As a priest among priests I have always enjoyed the company of my brothers in ministry. If you look back at the photo from Ballymartin all those years ago and ask about the men who were present that day there is still much to say. They are all remembered by name, some were teachers and mentors and long since gone to God. Some are classmates and contemporaries, most are still alive, some happily married, others struggling with health issues, none are currently in jail, some are bishops and the remainder, like myself, carry on in ministry whereever we are sent, and just do the best we can. In that picture all the men are white, not a single brother priest from Africa, India or born overseas was present that day. In the unfortunate circumstances that my ‘big funeral’ were to occur in the near future that would be one of the biggest changes in the sanctuary. I’d imagine there would be priests from overseas among the concelebrants, certainly given that most of the young priests in Dublin now are born overseas, at least seven have worked with me in this appointment during the last six years, and they have been the greatest blessing imaginable. There are challenges managing the inculturation of these men into our ministry here, and it takes an effort for the people to play their part in making their ministry fruitful, but there is no doubt that we would be totally lost without them and we are blessed in so many ways by sharing in their exuberance, faith and fidelity to the Gospel. I listened to one of them introduce the liturgy at the main Sunday Mass on the Feast of the Presentation recently. In front of him a basket of candles to be blessed, a congregation more at a distance than up close. “At home” he said “our people gather with candles and dance in a procession to the church for this celebration.” My heart really went out to him, as he struggles to understand the Irish Catholic way of quietly marking religious moments with silent prayer, little animation and very few processions, how does he keep going with such energy and enthusiasm?

Now that we are few we have to take the hands and hearts of men and women of faith and carry on together”

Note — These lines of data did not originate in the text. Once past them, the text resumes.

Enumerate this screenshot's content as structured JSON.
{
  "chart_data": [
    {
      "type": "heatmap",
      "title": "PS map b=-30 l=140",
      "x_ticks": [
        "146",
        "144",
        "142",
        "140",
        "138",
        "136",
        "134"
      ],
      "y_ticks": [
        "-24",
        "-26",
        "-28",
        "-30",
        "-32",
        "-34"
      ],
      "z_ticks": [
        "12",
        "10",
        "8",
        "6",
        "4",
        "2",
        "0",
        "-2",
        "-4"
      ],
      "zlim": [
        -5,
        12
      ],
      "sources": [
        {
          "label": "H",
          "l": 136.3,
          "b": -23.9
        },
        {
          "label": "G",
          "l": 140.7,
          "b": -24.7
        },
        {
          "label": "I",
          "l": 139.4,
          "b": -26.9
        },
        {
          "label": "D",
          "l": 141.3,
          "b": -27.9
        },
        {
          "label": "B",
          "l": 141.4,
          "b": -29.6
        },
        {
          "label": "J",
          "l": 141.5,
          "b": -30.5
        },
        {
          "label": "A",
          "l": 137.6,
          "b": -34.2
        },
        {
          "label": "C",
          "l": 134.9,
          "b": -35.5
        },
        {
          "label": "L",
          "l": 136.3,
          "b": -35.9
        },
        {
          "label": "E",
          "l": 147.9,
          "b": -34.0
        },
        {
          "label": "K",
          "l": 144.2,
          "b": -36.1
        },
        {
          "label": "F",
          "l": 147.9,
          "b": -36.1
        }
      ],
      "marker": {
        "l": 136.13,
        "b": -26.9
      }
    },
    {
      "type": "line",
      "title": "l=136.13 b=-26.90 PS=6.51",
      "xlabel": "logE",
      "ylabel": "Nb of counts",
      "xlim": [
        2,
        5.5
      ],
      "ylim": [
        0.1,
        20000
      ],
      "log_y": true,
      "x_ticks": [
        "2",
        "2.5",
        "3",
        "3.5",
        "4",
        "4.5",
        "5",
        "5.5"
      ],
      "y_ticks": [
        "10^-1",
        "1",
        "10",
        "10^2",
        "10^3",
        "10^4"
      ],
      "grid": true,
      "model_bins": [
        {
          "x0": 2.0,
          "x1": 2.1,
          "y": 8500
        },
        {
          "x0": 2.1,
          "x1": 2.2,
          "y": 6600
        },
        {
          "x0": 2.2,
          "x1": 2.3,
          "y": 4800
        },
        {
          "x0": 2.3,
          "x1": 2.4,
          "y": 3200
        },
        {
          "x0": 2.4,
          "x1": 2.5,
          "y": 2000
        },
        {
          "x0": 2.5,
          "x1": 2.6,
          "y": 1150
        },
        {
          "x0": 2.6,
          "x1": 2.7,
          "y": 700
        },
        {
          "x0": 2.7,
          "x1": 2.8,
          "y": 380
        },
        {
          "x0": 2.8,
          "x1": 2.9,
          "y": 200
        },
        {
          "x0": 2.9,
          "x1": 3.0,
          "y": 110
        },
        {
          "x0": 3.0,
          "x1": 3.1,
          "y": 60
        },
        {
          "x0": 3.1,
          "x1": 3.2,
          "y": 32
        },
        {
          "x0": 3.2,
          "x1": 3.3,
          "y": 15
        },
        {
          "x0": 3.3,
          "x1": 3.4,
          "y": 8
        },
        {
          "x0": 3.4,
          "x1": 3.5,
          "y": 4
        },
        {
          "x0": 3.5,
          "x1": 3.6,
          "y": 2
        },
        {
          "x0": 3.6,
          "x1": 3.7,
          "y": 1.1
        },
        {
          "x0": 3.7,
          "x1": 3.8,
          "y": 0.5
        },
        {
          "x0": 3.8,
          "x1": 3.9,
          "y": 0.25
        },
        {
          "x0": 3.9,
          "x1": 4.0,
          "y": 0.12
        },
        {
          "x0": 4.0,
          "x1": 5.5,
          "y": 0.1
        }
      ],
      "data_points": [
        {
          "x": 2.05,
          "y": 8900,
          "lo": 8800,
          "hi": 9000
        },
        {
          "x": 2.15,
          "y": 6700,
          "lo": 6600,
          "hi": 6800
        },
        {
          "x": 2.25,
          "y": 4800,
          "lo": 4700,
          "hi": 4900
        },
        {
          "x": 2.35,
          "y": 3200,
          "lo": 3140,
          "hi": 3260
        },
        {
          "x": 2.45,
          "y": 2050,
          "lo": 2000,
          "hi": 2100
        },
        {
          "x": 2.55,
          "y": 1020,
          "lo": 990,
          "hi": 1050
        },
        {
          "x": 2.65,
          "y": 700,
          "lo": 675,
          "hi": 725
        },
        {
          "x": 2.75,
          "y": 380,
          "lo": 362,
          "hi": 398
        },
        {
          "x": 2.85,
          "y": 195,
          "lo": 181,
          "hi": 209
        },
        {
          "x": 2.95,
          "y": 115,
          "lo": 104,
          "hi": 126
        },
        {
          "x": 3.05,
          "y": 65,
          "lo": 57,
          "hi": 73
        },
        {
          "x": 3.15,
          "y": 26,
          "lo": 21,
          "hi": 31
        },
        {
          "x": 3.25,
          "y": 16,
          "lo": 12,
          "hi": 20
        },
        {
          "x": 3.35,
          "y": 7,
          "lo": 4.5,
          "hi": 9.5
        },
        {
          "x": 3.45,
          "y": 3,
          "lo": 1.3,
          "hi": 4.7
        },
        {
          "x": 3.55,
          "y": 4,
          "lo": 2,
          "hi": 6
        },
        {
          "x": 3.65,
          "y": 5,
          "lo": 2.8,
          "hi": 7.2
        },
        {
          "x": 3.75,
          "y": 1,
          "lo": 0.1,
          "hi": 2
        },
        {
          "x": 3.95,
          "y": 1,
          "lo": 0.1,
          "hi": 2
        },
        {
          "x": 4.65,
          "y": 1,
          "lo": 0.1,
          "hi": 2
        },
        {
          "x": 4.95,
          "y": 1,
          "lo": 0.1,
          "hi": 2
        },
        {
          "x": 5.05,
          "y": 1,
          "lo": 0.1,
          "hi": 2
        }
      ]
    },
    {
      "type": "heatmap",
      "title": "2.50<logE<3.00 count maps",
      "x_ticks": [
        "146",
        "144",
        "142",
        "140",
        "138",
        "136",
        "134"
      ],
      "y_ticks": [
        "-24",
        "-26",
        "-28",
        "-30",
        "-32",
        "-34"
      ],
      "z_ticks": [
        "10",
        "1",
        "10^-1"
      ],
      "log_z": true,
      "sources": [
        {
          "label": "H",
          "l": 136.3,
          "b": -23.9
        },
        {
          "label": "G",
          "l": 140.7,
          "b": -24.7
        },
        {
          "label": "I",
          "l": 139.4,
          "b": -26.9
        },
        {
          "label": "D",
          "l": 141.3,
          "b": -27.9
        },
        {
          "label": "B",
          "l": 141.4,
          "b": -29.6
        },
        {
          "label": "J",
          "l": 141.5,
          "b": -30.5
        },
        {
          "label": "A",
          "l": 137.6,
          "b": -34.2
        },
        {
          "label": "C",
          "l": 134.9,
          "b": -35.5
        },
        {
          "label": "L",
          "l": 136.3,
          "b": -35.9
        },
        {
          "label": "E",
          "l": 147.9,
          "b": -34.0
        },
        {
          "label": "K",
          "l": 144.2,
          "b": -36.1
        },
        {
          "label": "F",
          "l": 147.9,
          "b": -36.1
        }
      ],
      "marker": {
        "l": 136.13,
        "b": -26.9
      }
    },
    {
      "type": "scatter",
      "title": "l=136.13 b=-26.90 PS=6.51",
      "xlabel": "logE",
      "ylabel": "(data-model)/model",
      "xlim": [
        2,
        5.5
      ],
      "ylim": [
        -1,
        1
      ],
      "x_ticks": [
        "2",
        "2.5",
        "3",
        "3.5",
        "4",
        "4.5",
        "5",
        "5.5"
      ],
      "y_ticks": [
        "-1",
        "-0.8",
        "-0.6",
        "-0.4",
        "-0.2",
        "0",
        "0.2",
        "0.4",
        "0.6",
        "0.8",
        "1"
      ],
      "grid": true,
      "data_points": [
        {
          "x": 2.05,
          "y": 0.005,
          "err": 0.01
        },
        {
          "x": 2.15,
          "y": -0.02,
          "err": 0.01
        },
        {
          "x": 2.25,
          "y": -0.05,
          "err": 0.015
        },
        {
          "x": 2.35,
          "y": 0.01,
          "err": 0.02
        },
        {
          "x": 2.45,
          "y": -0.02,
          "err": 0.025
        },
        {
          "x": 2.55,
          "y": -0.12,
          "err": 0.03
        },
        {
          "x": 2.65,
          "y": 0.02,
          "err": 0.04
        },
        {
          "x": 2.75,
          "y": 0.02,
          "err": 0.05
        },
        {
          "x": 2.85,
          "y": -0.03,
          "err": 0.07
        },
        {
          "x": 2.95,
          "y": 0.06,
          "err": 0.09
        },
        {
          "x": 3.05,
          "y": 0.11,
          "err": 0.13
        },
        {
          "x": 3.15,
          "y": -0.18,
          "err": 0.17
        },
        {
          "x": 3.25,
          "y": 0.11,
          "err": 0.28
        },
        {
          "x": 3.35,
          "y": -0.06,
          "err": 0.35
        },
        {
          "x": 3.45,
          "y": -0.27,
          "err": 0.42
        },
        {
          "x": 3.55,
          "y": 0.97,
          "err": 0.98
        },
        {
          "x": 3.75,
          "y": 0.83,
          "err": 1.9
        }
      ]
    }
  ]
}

When I was in London for a year after school, contemplating entering the seminary a friend gave me Graham Greene’s The Power and the Glory it’s a novel set in Mexico in the 1930’s when priests were being persecuted. The central character is a struggling priest, he had an illegitimate child, drinks heavily and is being pursued relentlessly. At a certain point in the novel he goes to the assistance of a parishioner in act of selfless love, knowing that he will likely be caught and killed.  The novel explores themes of faith, redemption, and human imperfection, portraying the priest as both deeply flawed and, paradoxically, a vessel of grace. Reading Greene, and knowing my own human limitations and some of those of the priests around me I continue to believe in the ‘Power and Glory’ of God, his Son Jesus Christ and the Spirit that dwells in the hearts of the baptised. It’s clear to me that God calls shepherds to ministry, that the Lord walks with us and that only from the grace of the Holy Spirit are we able to serve, despite our limitations. When we were many priests I believed in the complimentary of gifts, that together we could meet most challenges in the world. Now that we are few we have to take the hands and hearts of men and women of faith and carry on together. For relentless ministry to subside a balance has to be worked out, one that asks the people of God to live out their baptismal calling with full, active and conscious participation in their church. We priests can then discern an activity level commensurate with age and energy, as we all travel on as pilgrims of hope bringing the joy of the Gospel to a world that hungers for truth.